本研究旨在评估基于医疗投诉分析工具(HCAT)全科医学(GP)分类法的人工智能(AI)对基层医疗中患者投诉进行分类的准确性,并评估先进的大语言模型(LLMs)在投诉分类中的重要性。
这项横断面研究分析了新加坡7家公立基层医疗诊所的1816份匿名患者投诉。投诉首先由经过培训的人工编码员使用HCAT(GP)分类法,通过包括独立评估和共识讨论的严格流程进行编码。使用大语言模型(GPT - 3.5 turbo、GPT - 4o mini和Claude 3.5 Sonnet)来验证人工分类。进一步使用Claude 3.5 Sonnet来识别投诉主题。使用准确率和F1分数评估大语言模型分类与人工编码的准确性和一致性。Cohen κ检验和McNemar检验分别评估人工智能与人工的一致性,并比较人工智能模型的一致性。

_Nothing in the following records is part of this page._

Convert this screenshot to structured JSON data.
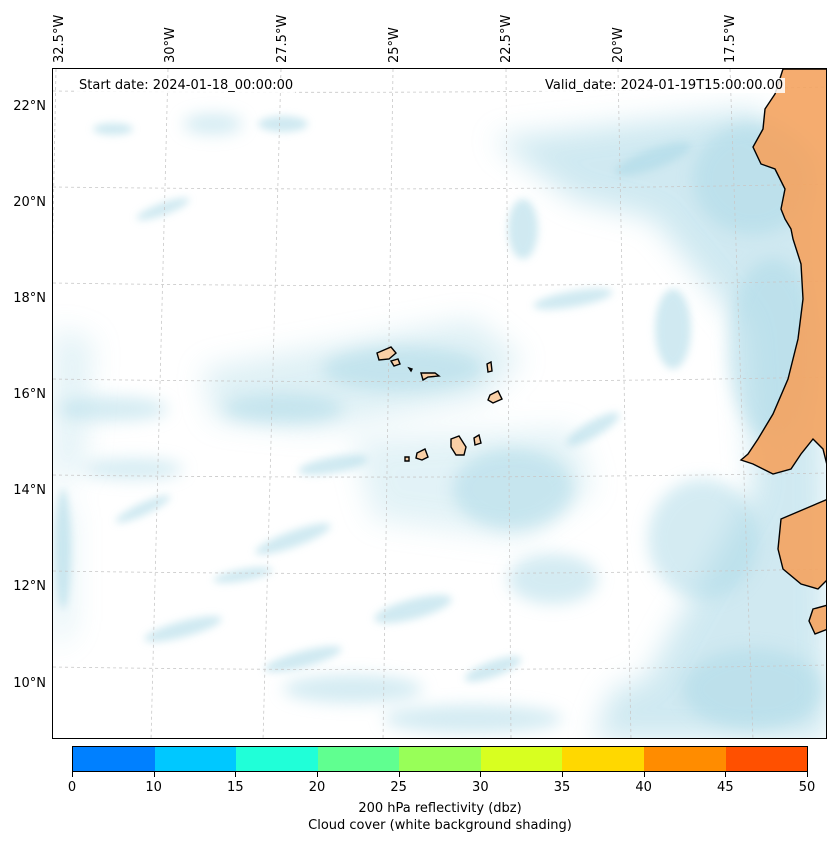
{
  "map": {
    "start_date": "Start date: 2024-01-18_00:00:00",
    "valid_date": "Valid_date: 2024-01-19T15:00:00.00",
    "longitude_labels": [
      "32.5°W",
      "30°W",
      "27.5°W",
      "25°W",
      "22.5°W",
      "20°W",
      "17.5°W"
    ],
    "latitude_labels": [
      "22°N",
      "20°N",
      "18°N",
      "16°N",
      "14°N",
      "12°N",
      "10°N"
    ],
    "land_color": "#f4a35f",
    "island_color": "#f9cfa6",
    "cloud_color": "#a9d8e6",
    "gridline_color": "#cccccc"
  },
  "colorbar": {
    "ticks": [
      "0",
      "10",
      "15",
      "20",
      "25",
      "30",
      "35",
      "40",
      "45",
      "50"
    ],
    "colors": [
      "#0080ff",
      "#00c8ff",
      "#20ffd8",
      "#60ff90",
      "#98ff58",
      "#d8ff20",
      "#ffd800",
      "#ff8c00",
      "#ff5000"
    ],
    "label_line1": "200 hPa reflectivity (dbz)",
    "label_line2": "Cloud cover (white background shading)"
  }
}
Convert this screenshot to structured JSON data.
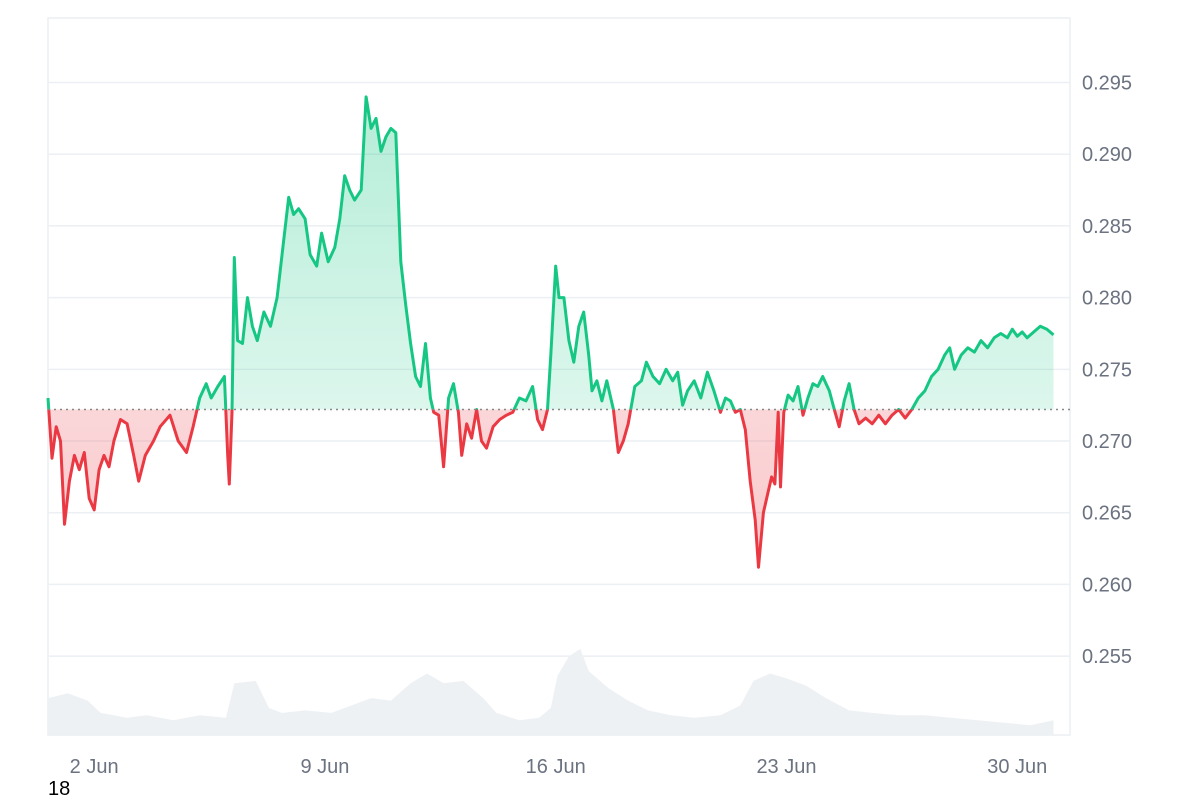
{
  "corner_label": "18",
  "colors": {
    "up_line": "#16c784",
    "up_fill": "#16c784",
    "down_line": "#ea3943",
    "down_fill": "#ea3943",
    "volume": "#eef1f4",
    "grid": "#eceff3",
    "baseline": "#888888"
  },
  "chart_data": {
    "type": "area",
    "baseline": 0.2722,
    "ylim": [
      0.2495,
      0.2995
    ],
    "y_ticks": [
      "0.295",
      "0.290",
      "0.285",
      "0.280",
      "0.275",
      "0.270",
      "0.265",
      "0.260",
      "0.255"
    ],
    "x_ticks": [
      {
        "label": "2 Jun",
        "day": 2
      },
      {
        "label": "9 Jun",
        "day": 9
      },
      {
        "label": "16 Jun",
        "day": 16
      },
      {
        "label": "23 Jun",
        "day": 23
      },
      {
        "label": "30 Jun",
        "day": 30
      }
    ],
    "x_range_days": [
      0.6,
      31.6
    ],
    "grid": true,
    "price_series": [
      [
        0.6,
        0.273
      ],
      [
        0.72,
        0.2688
      ],
      [
        0.85,
        0.271
      ],
      [
        0.98,
        0.27
      ],
      [
        1.1,
        0.2642
      ],
      [
        1.25,
        0.2672
      ],
      [
        1.4,
        0.269
      ],
      [
        1.55,
        0.268
      ],
      [
        1.7,
        0.2692
      ],
      [
        1.85,
        0.266
      ],
      [
        2.0,
        0.2652
      ],
      [
        2.15,
        0.268
      ],
      [
        2.3,
        0.269
      ],
      [
        2.45,
        0.2682
      ],
      [
        2.6,
        0.27
      ],
      [
        2.8,
        0.2715
      ],
      [
        3.0,
        0.2712
      ],
      [
        3.2,
        0.269
      ],
      [
        3.35,
        0.2672
      ],
      [
        3.55,
        0.269
      ],
      [
        3.8,
        0.27
      ],
      [
        4.0,
        0.271
      ],
      [
        4.3,
        0.2718
      ],
      [
        4.55,
        0.27
      ],
      [
        4.8,
        0.2692
      ],
      [
        5.0,
        0.271
      ],
      [
        5.2,
        0.273
      ],
      [
        5.4,
        0.274
      ],
      [
        5.55,
        0.273
      ],
      [
        5.75,
        0.2738
      ],
      [
        5.95,
        0.2745
      ],
      [
        6.05,
        0.269
      ],
      [
        6.1,
        0.267
      ],
      [
        6.18,
        0.272
      ],
      [
        6.25,
        0.2828
      ],
      [
        6.35,
        0.277
      ],
      [
        6.5,
        0.2768
      ],
      [
        6.65,
        0.28
      ],
      [
        6.8,
        0.278
      ],
      [
        6.95,
        0.277
      ],
      [
        7.15,
        0.279
      ],
      [
        7.35,
        0.278
      ],
      [
        7.55,
        0.28
      ],
      [
        7.75,
        0.284
      ],
      [
        7.9,
        0.287
      ],
      [
        8.05,
        0.2858
      ],
      [
        8.2,
        0.2862
      ],
      [
        8.4,
        0.2855
      ],
      [
        8.55,
        0.283
      ],
      [
        8.75,
        0.2822
      ],
      [
        8.9,
        0.2845
      ],
      [
        9.1,
        0.2825
      ],
      [
        9.3,
        0.2835
      ],
      [
        9.45,
        0.2855
      ],
      [
        9.6,
        0.2885
      ],
      [
        9.75,
        0.2875
      ],
      [
        9.9,
        0.2868
      ],
      [
        10.1,
        0.2875
      ],
      [
        10.25,
        0.294
      ],
      [
        10.4,
        0.2918
      ],
      [
        10.55,
        0.2925
      ],
      [
        10.7,
        0.2902
      ],
      [
        10.85,
        0.2912
      ],
      [
        11.0,
        0.2918
      ],
      [
        11.15,
        0.2915
      ],
      [
        11.3,
        0.2825
      ],
      [
        11.45,
        0.2795
      ],
      [
        11.6,
        0.2768
      ],
      [
        11.75,
        0.2745
      ],
      [
        11.9,
        0.2738
      ],
      [
        12.05,
        0.2768
      ],
      [
        12.2,
        0.273
      ],
      [
        12.3,
        0.272
      ],
      [
        12.45,
        0.2718
      ],
      [
        12.6,
        0.2682
      ],
      [
        12.75,
        0.273
      ],
      [
        12.9,
        0.274
      ],
      [
        13.05,
        0.272
      ],
      [
        13.15,
        0.269
      ],
      [
        13.3,
        0.2712
      ],
      [
        13.45,
        0.2702
      ],
      [
        13.6,
        0.2722
      ],
      [
        13.75,
        0.27
      ],
      [
        13.9,
        0.2695
      ],
      [
        14.1,
        0.271
      ],
      [
        14.3,
        0.2715
      ],
      [
        14.5,
        0.2718
      ],
      [
        14.7,
        0.272
      ],
      [
        14.9,
        0.273
      ],
      [
        15.1,
        0.2728
      ],
      [
        15.3,
        0.2738
      ],
      [
        15.45,
        0.2715
      ],
      [
        15.6,
        0.2708
      ],
      [
        15.75,
        0.2722
      ],
      [
        15.85,
        0.276
      ],
      [
        16.0,
        0.2822
      ],
      [
        16.1,
        0.28
      ],
      [
        16.25,
        0.28
      ],
      [
        16.4,
        0.277
      ],
      [
        16.55,
        0.2755
      ],
      [
        16.7,
        0.278
      ],
      [
        16.85,
        0.279
      ],
      [
        17.0,
        0.276
      ],
      [
        17.1,
        0.2735
      ],
      [
        17.25,
        0.2742
      ],
      [
        17.4,
        0.2728
      ],
      [
        17.55,
        0.2742
      ],
      [
        17.75,
        0.2722
      ],
      [
        17.9,
        0.2692
      ],
      [
        18.05,
        0.27
      ],
      [
        18.2,
        0.2712
      ],
      [
        18.4,
        0.2738
      ],
      [
        18.6,
        0.2742
      ],
      [
        18.75,
        0.2755
      ],
      [
        18.95,
        0.2745
      ],
      [
        19.15,
        0.274
      ],
      [
        19.35,
        0.275
      ],
      [
        19.55,
        0.2742
      ],
      [
        19.7,
        0.2748
      ],
      [
        19.85,
        0.2725
      ],
      [
        20.0,
        0.2735
      ],
      [
        20.2,
        0.2742
      ],
      [
        20.4,
        0.273
      ],
      [
        20.6,
        0.2748
      ],
      [
        20.8,
        0.2735
      ],
      [
        21.0,
        0.272
      ],
      [
        21.15,
        0.273
      ],
      [
        21.3,
        0.2728
      ],
      [
        21.45,
        0.272
      ],
      [
        21.6,
        0.2722
      ],
      [
        21.75,
        0.2708
      ],
      [
        21.9,
        0.2672
      ],
      [
        22.05,
        0.2645
      ],
      [
        22.15,
        0.2612
      ],
      [
        22.3,
        0.265
      ],
      [
        22.45,
        0.2665
      ],
      [
        22.55,
        0.2675
      ],
      [
        22.65,
        0.267
      ],
      [
        22.75,
        0.272
      ],
      [
        22.82,
        0.2668
      ],
      [
        22.92,
        0.272
      ],
      [
        23.05,
        0.2732
      ],
      [
        23.2,
        0.2728
      ],
      [
        23.35,
        0.2738
      ],
      [
        23.5,
        0.2718
      ],
      [
        23.65,
        0.273
      ],
      [
        23.8,
        0.274
      ],
      [
        23.95,
        0.2738
      ],
      [
        24.1,
        0.2745
      ],
      [
        24.3,
        0.2735
      ],
      [
        24.45,
        0.2722
      ],
      [
        24.6,
        0.271
      ],
      [
        24.75,
        0.2728
      ],
      [
        24.9,
        0.274
      ],
      [
        25.05,
        0.2722
      ],
      [
        25.2,
        0.2712
      ],
      [
        25.4,
        0.2716
      ],
      [
        25.6,
        0.2712
      ],
      [
        25.8,
        0.2718
      ],
      [
        26.0,
        0.2712
      ],
      [
        26.2,
        0.2718
      ],
      [
        26.4,
        0.2722
      ],
      [
        26.6,
        0.2716
      ],
      [
        26.8,
        0.2722
      ],
      [
        27.0,
        0.273
      ],
      [
        27.2,
        0.2735
      ],
      [
        27.4,
        0.2745
      ],
      [
        27.6,
        0.275
      ],
      [
        27.8,
        0.276
      ],
      [
        27.95,
        0.2765
      ],
      [
        28.1,
        0.275
      ],
      [
        28.3,
        0.276
      ],
      [
        28.5,
        0.2765
      ],
      [
        28.7,
        0.2762
      ],
      [
        28.9,
        0.277
      ],
      [
        29.1,
        0.2765
      ],
      [
        29.3,
        0.2772
      ],
      [
        29.5,
        0.2775
      ],
      [
        29.7,
        0.2772
      ],
      [
        29.85,
        0.2778
      ],
      [
        30.0,
        0.2773
      ],
      [
        30.15,
        0.2776
      ],
      [
        30.3,
        0.2772
      ],
      [
        30.5,
        0.2776
      ],
      [
        30.7,
        0.278
      ],
      [
        30.9,
        0.2778
      ],
      [
        31.1,
        0.2774
      ]
    ],
    "volume_series": [
      [
        0.6,
        0.3
      ],
      [
        1.2,
        0.34
      ],
      [
        1.8,
        0.28
      ],
      [
        2.2,
        0.18
      ],
      [
        3.0,
        0.14
      ],
      [
        3.6,
        0.16
      ],
      [
        4.4,
        0.12
      ],
      [
        5.2,
        0.16
      ],
      [
        6.0,
        0.14
      ],
      [
        6.25,
        0.42
      ],
      [
        6.9,
        0.44
      ],
      [
        7.3,
        0.22
      ],
      [
        7.7,
        0.18
      ],
      [
        8.4,
        0.2
      ],
      [
        9.2,
        0.18
      ],
      [
        9.8,
        0.24
      ],
      [
        10.4,
        0.3
      ],
      [
        11.0,
        0.28
      ],
      [
        11.6,
        0.42
      ],
      [
        12.1,
        0.5
      ],
      [
        12.6,
        0.42
      ],
      [
        13.2,
        0.44
      ],
      [
        13.8,
        0.3
      ],
      [
        14.2,
        0.18
      ],
      [
        14.9,
        0.12
      ],
      [
        15.5,
        0.14
      ],
      [
        15.85,
        0.22
      ],
      [
        16.05,
        0.48
      ],
      [
        16.4,
        0.64
      ],
      [
        16.75,
        0.7
      ],
      [
        17.0,
        0.52
      ],
      [
        17.6,
        0.38
      ],
      [
        18.2,
        0.28
      ],
      [
        18.8,
        0.2
      ],
      [
        19.5,
        0.16
      ],
      [
        20.2,
        0.14
      ],
      [
        21.0,
        0.16
      ],
      [
        21.6,
        0.24
      ],
      [
        22.0,
        0.44
      ],
      [
        22.5,
        0.5
      ],
      [
        23.0,
        0.46
      ],
      [
        23.6,
        0.4
      ],
      [
        24.2,
        0.3
      ],
      [
        24.9,
        0.2
      ],
      [
        25.6,
        0.18
      ],
      [
        26.4,
        0.16
      ],
      [
        27.2,
        0.16
      ],
      [
        28.0,
        0.14
      ],
      [
        28.8,
        0.12
      ],
      [
        29.6,
        0.1
      ],
      [
        30.4,
        0.08
      ],
      [
        31.1,
        0.12
      ]
    ]
  }
}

大多数投诉属于HCAT(GP)管理领域(1079/1816,59.4%),具体涉及机构流程(830/1816,45.7%)。大多数投诉严重程度为中等(994/1816,54.7%),发生在诊所内(627/1816,34.5%),造成的伤害最小(75.4%)。大语言模型在HCAT(GP)领域分类中达到了中等至良好的准确率(58.4% - 95.5%),除严重程度分类外,GPT - 4o mini总体上优于GPT - 3.5 turbo。所有3个大语言模型在投诉分类中表现出中等的一致性率(平均61.9% - 68.8%),一致性水平各不相同(κ = 0.114 - 0.623)。GPT - 4o mini和Claude 3.5在几个领域(如领域和护理阶段分类)显著优于GPT - 3.5 turbo(P <.05)。使用Claude 3.5进行的主题分析确定等待时间长(393/1816,21.6%)、员工态度(287/1816,15.8%)和预约挂号问题(191/1816,10.5%)是最主要的问题,占所有投诉的近一半。
我们的研究凸显了大语言模型在使用HCAT(GP)分类法对基层医疗中的患者投诉进行分类方面的潜力。虽然GPT - 4o和Claude 3.5展示了有前景的结果,但需要进一步微调及模型训练以提高准确性。将人工智能整合到投诉分析中可促进主动识别系统性问题,最终加强质量改进和患者安全。通过利用大语言模型,医疗保健组织可以更有效地对投诉进行优先级排序并升级高风险问题。从理论上讲,这可能会改善患者护理和体验;需要进一步研究来证实这种潜在益处。